(Bloomberg) -- Delaying the end of dollar Libor until mid-2023 may provide breathing room, but it doesn’t remove the need for a legislative solution for contracts that will still be linked to the benchmark when it eventually expires.

That’s the view of Tom Wipf, who heads the Federal Reserve-backed group responsible for guiding the shift away from the London interbank offered rate in the U.S. There may be hundreds of billions of dollars of legacy contracts that lack a clear replacement rate and pose a threat to financial stability, meaning that policy makers still need to find answers.

“The most challenged floating-rate debt and securitizations, and also most Libor mortgages and student loans, go well beyond the 2023 date,” said Wipf, who is chairman of the Alternative Reference Rates Committee and vice chairman of institutional securities at Morgan Stanley. “For these tough legacy products, there will still be a lot outstanding after that 18-month period.”
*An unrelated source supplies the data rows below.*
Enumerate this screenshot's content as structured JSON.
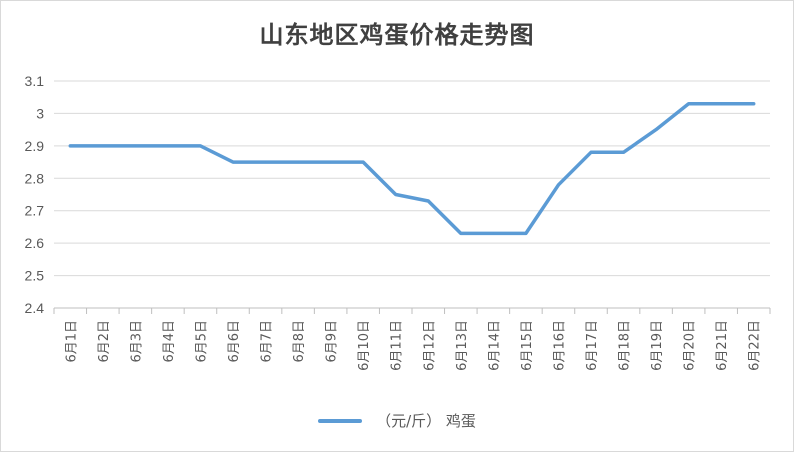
{
  "chart_data": {
    "type": "line",
    "title": "山东地区鸡蛋价格走势图",
    "xlabel": "",
    "ylabel": "",
    "categories": [
      "6月1日",
      "6月2日",
      "6月3日",
      "6月4日",
      "6月5日",
      "6月6日",
      "6月7日",
      "6月8日",
      "6月9日",
      "6月10日",
      "6月11日",
      "6月12日",
      "6月13日",
      "6月14日",
      "6月15日",
      "6月16日",
      "6月17日",
      "6月18日",
      "6月19日",
      "6月20日",
      "6月21日",
      "6月22日"
    ],
    "series": [
      {
        "name": "（元/斤） 鸡蛋",
        "color": "#5b9bd5",
        "values": [
          2.9,
          2.9,
          2.9,
          2.9,
          2.9,
          2.85,
          2.85,
          2.85,
          2.85,
          2.85,
          2.75,
          2.73,
          2.63,
          2.63,
          2.63,
          2.78,
          2.88,
          2.88,
          2.95,
          3.03,
          3.03,
          3.03
        ]
      }
    ],
    "ylim": [
      2.4,
      3.1
    ],
    "yticks": [
      "2.4",
      "2.5",
      "2.6",
      "2.7",
      "2.8",
      "2.9",
      "3",
      "3.1"
    ],
    "grid": true,
    "legend": "bottom"
  }
}
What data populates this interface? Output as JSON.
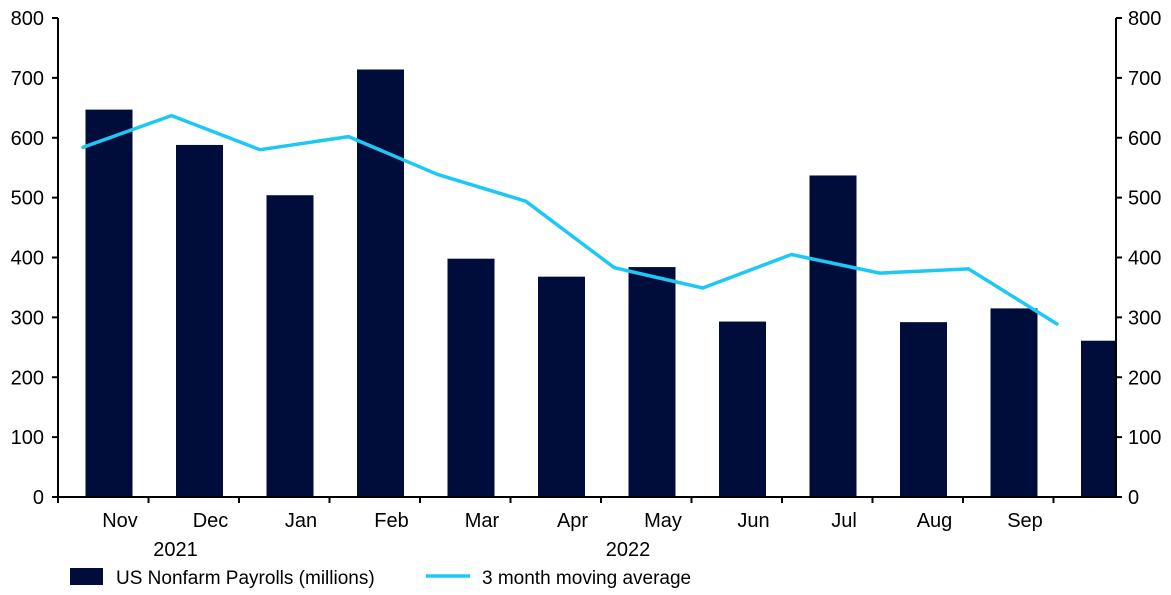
{
  "chart_data": {
    "type": "bar",
    "categories": [
      "Nov",
      "Dec",
      "Jan",
      "Feb",
      "Mar",
      "Apr",
      "May",
      "Jun",
      "Jul",
      "Aug",
      "Sep",
      ""
    ],
    "year_labels": [
      {
        "label": "2021",
        "category_index": 1
      },
      {
        "label": "2022",
        "category_index": 6
      }
    ],
    "series": [
      {
        "name": "US Nonfarm Payrolls (millions)",
        "type": "bar",
        "color": "#000c3a",
        "values": [
          647,
          588,
          504,
          714,
          398,
          368,
          384,
          293,
          537,
          292,
          315,
          261
        ]
      },
      {
        "name": "3 month moving average",
        "type": "line",
        "color": "#1ec8f5",
        "values": [
          584,
          637,
          580,
          602,
          539,
          494,
          383,
          349,
          405,
          374,
          381,
          289
        ]
      }
    ],
    "ylim": [
      0,
      800
    ],
    "y_ticks": [
      0,
      100,
      200,
      300,
      400,
      500,
      600,
      700,
      800
    ],
    "y_ticks_right": [
      0,
      100,
      200,
      300,
      400,
      500,
      600,
      700,
      800
    ],
    "legend_position": "bottom-left",
    "grid": false
  }
}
After years of steadfastly maintaining that the beleaguered London interbank offered rate would be phased out by the end of 2021, regulators abruptly shift course on Monday, pushing back the timeline for abandoning some of the discredited benchmark’s key tenors. While the delay should allow for many contracts tied to Libor to expire naturally, the need for legislation to ensure those that linger are dealt with remains “front and center,” Wipf said in an interview Wednesday.

Officials have largely struggled to find a solution to the legacy-contract issue, which stretches across numerous markets.

The ARRC has been lobbying New York state lawmakers since March for legislation that would impose a replacement benchmark -- the Secured Overnight Financing Rate -- on financial products that lack a viable fallback.

While little headway was made initially, in October a bill was introduced in the state Senate. It likely won’t be taken up by the legislature until the next session begins in January, at the earliest.

As part of Monday’s announcement, U.S. regulators encouraged banks to cease entering into new Libor-linked contracts by the end of 2021. The Fed made clear that writing new Libor contracts beyond then would be seen as unsafe and unsound banking practice, and that the central bank would supervise firms that did accordingly.

Certain Libor-based instruments such as residential-mortgage backed securities that require unanimous investor consent to amend are among the most problematic to transition, and therefore the most in need of a legislative solution, according to Y. Daphne Coelho-Adam, counsel in the corporate finance group at law firm Seward & Kissel in New York.

“We’re looking at very large portfolios that banks are probably holding,” she said. “If you have a globally held note, it can be difficult to get 100% note-holder consent for even the most non-controversial amendments. When changing an interest rate, not every investor will necessarily be on board.”